スカウトとかめんどくさい
「頼む、俺たちと一緒に来てくれ!」
「お断りします」
目の前にはそれはもう深々と頭を下げる先程の2人組。なぜ我が家にいる。
はーい、泊まりに来たからですね。ありがとうございます、いらっしゃませ。何故覚えている。
いや、本当になぜだ?忘却魔術をかけ...忘れてたわ。お腹空きすぎてそれどころじゃなかった。やばい、忘れてた。うわぁ、めんどくさい。どう誤魔化そう...あれからだいぶ時間が経っている。今更忘却魔術をかけたところで効き目など殆どないだろうし…
(いくら私といえど、世界の理にまで手は出せないしな...めんどくさい)
「〜〜だから、君に着いてきてもらえれば心強いんだ」
「あ、すいません。聞いてませんでした」
いけないいけない、考え込むと周りの音を無意識に消しさってしまうのは私の悪い癖だ。ちなみにこれも魔術です。ちゃんと周りには影響の内容にしてるから問題ない。
「神術師にも遅れをとらない...いいえ、それ以上の実力を持つ貴女様に手を貸して頂ければ、きっとこの旅も上手くいくと思うのです。どうか私達の旅にご同行下さいませ」
再度深々と頭を下げる女の子。パッと見、神官系の職業か…ヒーラーかな。
それよりも。
「神術師ってなに?」
この世界独特の職業か?聞いたことない。
「ご存知無いのですか...?」
「全く」
さーせん、この街から出るつもりなど全くなかったので、必要なことしか覚えていないんだ。

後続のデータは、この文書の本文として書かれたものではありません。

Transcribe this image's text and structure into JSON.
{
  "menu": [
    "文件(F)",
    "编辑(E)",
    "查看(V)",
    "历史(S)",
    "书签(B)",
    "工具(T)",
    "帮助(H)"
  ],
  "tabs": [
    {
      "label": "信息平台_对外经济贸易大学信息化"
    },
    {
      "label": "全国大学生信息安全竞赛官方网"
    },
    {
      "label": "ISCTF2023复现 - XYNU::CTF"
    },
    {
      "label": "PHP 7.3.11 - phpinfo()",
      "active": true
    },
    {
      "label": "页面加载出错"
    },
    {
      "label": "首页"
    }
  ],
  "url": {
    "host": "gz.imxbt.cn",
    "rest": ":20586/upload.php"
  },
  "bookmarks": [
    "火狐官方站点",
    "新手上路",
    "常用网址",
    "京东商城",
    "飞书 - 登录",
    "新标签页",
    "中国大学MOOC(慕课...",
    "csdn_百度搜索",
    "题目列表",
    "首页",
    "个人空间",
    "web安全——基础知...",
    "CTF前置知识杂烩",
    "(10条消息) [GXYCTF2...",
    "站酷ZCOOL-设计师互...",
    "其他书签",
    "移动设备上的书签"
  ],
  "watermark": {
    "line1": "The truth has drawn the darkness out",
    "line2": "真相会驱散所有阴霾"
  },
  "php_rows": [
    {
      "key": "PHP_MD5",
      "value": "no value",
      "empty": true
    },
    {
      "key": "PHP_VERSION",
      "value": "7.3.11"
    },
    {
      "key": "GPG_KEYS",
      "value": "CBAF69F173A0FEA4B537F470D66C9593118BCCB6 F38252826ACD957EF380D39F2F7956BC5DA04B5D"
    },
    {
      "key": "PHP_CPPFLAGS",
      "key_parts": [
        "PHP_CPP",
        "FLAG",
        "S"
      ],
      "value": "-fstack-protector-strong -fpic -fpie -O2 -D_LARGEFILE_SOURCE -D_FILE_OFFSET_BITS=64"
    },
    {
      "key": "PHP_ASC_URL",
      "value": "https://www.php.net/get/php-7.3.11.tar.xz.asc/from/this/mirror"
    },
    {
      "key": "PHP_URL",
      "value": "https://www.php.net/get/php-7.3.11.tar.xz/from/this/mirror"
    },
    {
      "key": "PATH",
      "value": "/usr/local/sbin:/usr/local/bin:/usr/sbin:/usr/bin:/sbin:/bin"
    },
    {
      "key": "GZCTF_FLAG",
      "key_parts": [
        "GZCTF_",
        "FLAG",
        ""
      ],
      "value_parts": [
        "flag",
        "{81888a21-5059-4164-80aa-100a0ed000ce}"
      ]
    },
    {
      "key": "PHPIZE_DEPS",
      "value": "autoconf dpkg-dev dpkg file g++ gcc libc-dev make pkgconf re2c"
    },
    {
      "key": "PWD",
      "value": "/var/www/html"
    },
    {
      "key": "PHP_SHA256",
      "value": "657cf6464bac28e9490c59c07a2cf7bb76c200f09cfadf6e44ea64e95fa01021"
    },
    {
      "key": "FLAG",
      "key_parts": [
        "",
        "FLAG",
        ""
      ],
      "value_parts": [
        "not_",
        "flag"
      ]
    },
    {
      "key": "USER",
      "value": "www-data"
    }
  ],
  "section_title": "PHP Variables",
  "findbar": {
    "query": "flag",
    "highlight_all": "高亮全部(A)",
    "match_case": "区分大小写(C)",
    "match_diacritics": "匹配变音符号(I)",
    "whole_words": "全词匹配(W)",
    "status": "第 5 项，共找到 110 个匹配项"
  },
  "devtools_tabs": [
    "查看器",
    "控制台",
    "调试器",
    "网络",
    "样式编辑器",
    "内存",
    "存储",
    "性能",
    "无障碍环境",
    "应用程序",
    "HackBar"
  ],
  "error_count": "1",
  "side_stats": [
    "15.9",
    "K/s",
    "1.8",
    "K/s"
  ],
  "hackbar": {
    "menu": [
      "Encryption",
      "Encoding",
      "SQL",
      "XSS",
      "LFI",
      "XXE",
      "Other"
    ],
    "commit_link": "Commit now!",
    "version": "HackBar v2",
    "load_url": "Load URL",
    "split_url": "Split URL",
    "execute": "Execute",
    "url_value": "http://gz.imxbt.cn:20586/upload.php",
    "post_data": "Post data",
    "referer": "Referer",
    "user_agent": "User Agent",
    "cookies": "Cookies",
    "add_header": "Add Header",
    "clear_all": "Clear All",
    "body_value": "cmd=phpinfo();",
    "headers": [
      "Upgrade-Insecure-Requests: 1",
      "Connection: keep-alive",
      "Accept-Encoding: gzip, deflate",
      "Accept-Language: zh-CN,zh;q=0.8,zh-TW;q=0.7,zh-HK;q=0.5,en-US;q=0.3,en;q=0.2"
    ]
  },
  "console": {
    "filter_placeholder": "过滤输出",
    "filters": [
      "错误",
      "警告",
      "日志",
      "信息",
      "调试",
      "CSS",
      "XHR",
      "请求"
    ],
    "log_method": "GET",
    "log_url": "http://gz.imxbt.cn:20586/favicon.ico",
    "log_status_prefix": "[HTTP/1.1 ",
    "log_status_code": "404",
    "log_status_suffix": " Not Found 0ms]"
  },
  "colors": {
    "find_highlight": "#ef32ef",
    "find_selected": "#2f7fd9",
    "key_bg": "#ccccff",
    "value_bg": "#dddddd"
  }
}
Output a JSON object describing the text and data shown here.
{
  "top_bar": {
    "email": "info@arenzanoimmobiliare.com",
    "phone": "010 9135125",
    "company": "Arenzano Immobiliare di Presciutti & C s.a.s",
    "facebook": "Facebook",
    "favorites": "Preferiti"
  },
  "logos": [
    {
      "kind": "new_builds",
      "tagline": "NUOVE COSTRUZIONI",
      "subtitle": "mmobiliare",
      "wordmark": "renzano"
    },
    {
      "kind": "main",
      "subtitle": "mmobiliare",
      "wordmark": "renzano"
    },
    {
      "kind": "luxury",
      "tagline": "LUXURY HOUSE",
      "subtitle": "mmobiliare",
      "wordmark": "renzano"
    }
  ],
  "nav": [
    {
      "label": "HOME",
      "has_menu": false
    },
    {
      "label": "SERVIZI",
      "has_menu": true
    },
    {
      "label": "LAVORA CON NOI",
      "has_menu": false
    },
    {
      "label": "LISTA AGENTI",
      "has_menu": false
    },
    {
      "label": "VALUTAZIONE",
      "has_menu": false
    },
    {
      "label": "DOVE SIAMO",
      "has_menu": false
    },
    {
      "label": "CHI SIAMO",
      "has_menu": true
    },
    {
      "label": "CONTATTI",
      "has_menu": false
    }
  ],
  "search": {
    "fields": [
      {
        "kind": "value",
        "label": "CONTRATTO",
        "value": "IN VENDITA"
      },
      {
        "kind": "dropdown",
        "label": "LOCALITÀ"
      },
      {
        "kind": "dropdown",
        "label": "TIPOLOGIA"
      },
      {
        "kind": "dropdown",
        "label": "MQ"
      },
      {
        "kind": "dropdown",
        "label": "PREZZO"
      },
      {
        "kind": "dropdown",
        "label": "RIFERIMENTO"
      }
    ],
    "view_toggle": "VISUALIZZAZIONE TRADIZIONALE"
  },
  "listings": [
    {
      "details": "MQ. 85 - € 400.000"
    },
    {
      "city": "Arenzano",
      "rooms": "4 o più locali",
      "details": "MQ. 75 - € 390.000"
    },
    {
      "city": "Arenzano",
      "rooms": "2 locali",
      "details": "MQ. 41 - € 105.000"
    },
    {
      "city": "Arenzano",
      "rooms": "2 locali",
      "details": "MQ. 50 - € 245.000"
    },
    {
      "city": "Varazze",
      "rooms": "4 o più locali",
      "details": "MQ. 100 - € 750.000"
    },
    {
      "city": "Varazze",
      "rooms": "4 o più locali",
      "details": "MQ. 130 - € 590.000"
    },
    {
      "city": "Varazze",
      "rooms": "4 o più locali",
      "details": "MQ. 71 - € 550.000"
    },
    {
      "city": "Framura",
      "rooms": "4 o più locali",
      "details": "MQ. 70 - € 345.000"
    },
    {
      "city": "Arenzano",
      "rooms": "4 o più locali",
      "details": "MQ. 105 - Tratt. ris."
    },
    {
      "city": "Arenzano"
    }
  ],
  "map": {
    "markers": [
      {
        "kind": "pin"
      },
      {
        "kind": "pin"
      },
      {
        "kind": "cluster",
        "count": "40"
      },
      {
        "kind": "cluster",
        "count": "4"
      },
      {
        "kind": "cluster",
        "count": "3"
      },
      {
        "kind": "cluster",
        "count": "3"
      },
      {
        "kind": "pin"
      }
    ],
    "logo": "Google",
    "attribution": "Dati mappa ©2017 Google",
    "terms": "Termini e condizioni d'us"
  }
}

「例えば、水や風、炎を自分の思うままに操ったり、未来を予言したり...神術師というのは、そうした魔術を極め奇跡を起こすことが出来る人達に付けらてた名です。特に城に使える神術師は、魔術の2重行使が出来る、さながら神に選ばれた人達でもあります」
「え、嘘でしょ!?」
「ええ、嘘みたいですが本当なんです」
「えー、たかが2重って...それで神術名乗るとか大丈夫?神様に怒られない?」
「えっ...?」
沈黙。
やばい、話が噛みあってなかったらしい。
いやだって、2重って...2重ってなに?しょぼすぎない?仮にも神術()名のっておいて、そんな初歩の初歩みたいな事しか出来ないなんて、流石に目眩がする。この世界、魔術のレベル低すぎる…
「あっ、魔女様にとって2重なんて子供の遊びの様なものですよね…失礼致しました」
ヒーラーちゃんが慌てて謝ってくる。何故そんなに焦る。そんな様子に勇者(仮)もすごい勢いで頭を下げてくる。
「おい、魔女の機嫌を損ねるようなこと言うなよ…!」
「うぅ...すいません、すいません...!」
小声で話してるつもりだろうけど、丸聞こえだからな御二方。
てか、これはもしかしなくても、あれかな?
人だと思われてないかな?
どうやら、この世界の魔女は女性の魔術師を指す言葉ではなく、エルフとか精霊とかそっちの部類に入るのかもしれない。人型の幻想種的な何かかな?
「あの、私、魔女じゃないです...」
ヒーラーちゃんがあまりにも震えていて可愛そうだから、ちゃんと訂正する。
「女神様ですか!?それとも精霊様でしょうか!?大変失礼したしました、殺さないでください!!」
土下座の域になってしまった。やめろ!ほかの客がザワザワしてるだろ!
「あー、もう、とりあえず私の部屋で話しましょう」
2人を立ち上がらせて部屋に向かう。
(とりあえず、今の記憶は消しておこう)
消しゴムで、他人の頭をゴシゴシする様子をイメージする。本当は、記憶を本のような形にして取り出して、そこからページをめくって...などいくつかイメージしなきゃいけないんだけど、慣れれば普通にすっ飛ばせる。
とりあえず、今の一連の記憶だけ綺麗に消しておく。忘却魔術最高だぜ。